Преемственность с прошлым была не очень многочисленной. Раннее Новое время в Европе знало много форм философского и научного универсализма, но, кроме трансокеанских торговых отношений, оно создало мало трансъевропейских системных связей. Его наследие проявилось не столько в прямых связях, сколько в возрождении старых программ. Так, новые предложения по созданию мирового языка опирались на соображения, высказанные еще Лейбницем. Самым известным, наряду с "Волапюком", придуманным констанцским священником Иоганном Мартином Шлейером, стало предложение польского специалиста по глазным болезням Людвика Лейзера Заменгофа, представленное общественности в 1887 году под названием "Эсперанто". К 1912 году насчитывалось более 1500 эсперантоязычных групп, некоторые из них находились за пределами Европы и Северной Америки. В 1905 году был созван первый всемирный конгресс этого движения. Этот наиболее эффективный вид преднамеренного лингвистического глобализма создал поистине планетарное сообщество общения, но не вытеснил ни один из национальных языков и не получил широкого признания в качестве средства научного обмена.

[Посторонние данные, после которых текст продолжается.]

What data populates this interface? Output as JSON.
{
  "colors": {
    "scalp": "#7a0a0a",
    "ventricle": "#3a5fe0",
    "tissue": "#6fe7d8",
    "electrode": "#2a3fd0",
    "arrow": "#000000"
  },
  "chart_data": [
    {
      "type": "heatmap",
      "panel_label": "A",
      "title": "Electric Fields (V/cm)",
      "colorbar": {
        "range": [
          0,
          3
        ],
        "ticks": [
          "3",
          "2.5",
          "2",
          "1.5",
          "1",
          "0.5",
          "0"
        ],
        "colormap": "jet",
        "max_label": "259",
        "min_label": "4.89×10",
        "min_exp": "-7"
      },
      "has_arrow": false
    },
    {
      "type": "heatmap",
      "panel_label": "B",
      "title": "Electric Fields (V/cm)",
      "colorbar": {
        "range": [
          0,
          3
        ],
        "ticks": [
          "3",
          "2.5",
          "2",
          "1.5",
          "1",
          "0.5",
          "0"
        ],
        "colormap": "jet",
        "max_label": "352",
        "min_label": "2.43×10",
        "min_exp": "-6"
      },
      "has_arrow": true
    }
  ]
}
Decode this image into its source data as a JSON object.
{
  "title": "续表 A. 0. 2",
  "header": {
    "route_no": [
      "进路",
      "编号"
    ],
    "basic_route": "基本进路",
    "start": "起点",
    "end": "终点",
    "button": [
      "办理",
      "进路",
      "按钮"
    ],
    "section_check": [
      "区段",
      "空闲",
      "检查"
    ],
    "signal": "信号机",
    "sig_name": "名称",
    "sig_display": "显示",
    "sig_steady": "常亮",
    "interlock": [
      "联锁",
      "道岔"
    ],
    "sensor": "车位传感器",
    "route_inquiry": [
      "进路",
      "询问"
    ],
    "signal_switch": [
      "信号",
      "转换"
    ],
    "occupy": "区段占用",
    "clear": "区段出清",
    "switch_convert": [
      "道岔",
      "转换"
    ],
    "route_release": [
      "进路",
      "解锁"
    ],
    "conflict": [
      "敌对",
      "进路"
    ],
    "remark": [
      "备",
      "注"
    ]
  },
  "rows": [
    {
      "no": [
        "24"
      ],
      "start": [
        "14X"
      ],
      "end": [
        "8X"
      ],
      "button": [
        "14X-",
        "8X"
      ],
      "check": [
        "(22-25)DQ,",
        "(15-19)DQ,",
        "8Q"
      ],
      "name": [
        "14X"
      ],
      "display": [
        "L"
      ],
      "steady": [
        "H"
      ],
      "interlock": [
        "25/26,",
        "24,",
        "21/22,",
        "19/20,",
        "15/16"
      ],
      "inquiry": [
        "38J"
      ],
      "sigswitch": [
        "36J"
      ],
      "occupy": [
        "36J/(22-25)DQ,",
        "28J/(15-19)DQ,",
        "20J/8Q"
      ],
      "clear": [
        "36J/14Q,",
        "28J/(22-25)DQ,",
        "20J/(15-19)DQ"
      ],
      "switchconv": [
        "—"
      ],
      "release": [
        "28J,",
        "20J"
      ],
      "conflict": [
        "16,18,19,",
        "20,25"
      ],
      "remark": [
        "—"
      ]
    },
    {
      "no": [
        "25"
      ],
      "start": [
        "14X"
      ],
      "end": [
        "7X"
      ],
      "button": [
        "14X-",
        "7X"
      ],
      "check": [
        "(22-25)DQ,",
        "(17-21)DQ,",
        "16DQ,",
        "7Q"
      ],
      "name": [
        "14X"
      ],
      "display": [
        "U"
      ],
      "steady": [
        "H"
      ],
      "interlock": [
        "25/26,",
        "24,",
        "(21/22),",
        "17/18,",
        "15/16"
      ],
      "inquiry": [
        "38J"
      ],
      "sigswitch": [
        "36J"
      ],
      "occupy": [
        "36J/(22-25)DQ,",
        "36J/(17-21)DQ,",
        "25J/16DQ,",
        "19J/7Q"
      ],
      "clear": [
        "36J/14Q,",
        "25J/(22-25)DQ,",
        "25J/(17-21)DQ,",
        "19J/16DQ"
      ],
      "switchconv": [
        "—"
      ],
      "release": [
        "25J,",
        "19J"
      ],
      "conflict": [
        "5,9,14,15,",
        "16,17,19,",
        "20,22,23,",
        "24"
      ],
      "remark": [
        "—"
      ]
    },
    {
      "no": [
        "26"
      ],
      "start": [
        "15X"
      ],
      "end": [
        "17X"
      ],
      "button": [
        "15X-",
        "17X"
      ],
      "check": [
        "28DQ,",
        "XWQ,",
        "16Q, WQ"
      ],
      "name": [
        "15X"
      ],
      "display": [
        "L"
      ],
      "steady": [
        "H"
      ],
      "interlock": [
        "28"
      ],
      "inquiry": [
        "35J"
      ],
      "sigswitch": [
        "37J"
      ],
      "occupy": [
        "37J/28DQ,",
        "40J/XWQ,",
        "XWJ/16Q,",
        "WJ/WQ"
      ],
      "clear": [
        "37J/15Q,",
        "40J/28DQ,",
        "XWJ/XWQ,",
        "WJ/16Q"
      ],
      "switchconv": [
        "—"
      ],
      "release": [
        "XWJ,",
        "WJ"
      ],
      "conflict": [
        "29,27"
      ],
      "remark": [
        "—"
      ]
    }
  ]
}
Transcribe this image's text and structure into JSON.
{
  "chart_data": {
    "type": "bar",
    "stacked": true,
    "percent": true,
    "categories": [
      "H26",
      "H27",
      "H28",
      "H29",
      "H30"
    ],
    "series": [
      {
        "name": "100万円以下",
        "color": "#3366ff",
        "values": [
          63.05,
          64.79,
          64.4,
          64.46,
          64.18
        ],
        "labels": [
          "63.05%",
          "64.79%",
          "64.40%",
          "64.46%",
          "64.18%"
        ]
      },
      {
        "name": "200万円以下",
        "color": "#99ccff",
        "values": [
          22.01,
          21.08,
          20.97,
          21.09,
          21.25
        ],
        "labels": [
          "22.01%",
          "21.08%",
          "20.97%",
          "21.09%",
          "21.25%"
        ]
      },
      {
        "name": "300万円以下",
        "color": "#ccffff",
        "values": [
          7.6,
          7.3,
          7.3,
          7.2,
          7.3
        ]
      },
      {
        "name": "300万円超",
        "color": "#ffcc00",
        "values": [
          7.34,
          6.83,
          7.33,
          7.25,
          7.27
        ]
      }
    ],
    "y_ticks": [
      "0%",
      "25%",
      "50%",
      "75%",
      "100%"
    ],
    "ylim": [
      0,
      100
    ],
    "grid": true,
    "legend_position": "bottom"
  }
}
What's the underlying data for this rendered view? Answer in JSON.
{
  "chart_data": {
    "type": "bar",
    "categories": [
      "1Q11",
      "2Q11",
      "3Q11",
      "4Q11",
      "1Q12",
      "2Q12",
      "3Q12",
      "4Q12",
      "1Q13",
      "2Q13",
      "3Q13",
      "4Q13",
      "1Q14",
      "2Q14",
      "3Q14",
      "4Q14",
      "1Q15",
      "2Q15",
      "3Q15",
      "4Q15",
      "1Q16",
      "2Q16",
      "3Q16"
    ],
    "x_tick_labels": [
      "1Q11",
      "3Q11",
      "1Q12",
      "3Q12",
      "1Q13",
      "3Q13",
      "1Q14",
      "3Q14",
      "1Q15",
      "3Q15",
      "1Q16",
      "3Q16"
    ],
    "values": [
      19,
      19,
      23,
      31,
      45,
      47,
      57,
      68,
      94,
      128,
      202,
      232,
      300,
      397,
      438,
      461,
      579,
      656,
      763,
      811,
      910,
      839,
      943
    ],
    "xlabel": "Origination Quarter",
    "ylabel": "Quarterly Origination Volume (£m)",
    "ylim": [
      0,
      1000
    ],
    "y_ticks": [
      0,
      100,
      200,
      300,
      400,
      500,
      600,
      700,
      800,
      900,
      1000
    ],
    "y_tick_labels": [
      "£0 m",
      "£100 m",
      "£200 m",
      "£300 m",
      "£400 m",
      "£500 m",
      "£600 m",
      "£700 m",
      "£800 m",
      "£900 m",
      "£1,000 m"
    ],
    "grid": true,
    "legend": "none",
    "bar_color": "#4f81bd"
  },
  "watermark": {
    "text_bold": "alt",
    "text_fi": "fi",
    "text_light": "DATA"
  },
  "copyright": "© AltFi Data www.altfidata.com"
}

Другая инициатива, оказавшаяся в итоге гораздо более успешной, уходит корнями далеко за пределы эпохи раннего модерна: Олимпийские игры. Возрождение этой древней идеи в 1896 г. привело к проведению первой Олимпиады современности и стало одним из самых массовых, престижных и экономически выгодных глобальных движений, к которому присоединился англоязычный француз барон Пьер де Кубертен. Первоначальный импульс де Кубертена отнюдь не проистекал из философских размышлений о наступлении эпохи мира во всем мире. Скорее, молодой аристократ сформировал убеждение, что Германия выиграла войну 1870-71 гг. благодаря превосходству своей школьной гимнастики. В 1892 году он оставил в прошлом национализм и выступил за то, чтобы спортсмены разных стран соревновались друг с другом. Распространение других видов спорта, особенно командных игр - футбола (соккера) и крикета - также началось в последней трети XIX века.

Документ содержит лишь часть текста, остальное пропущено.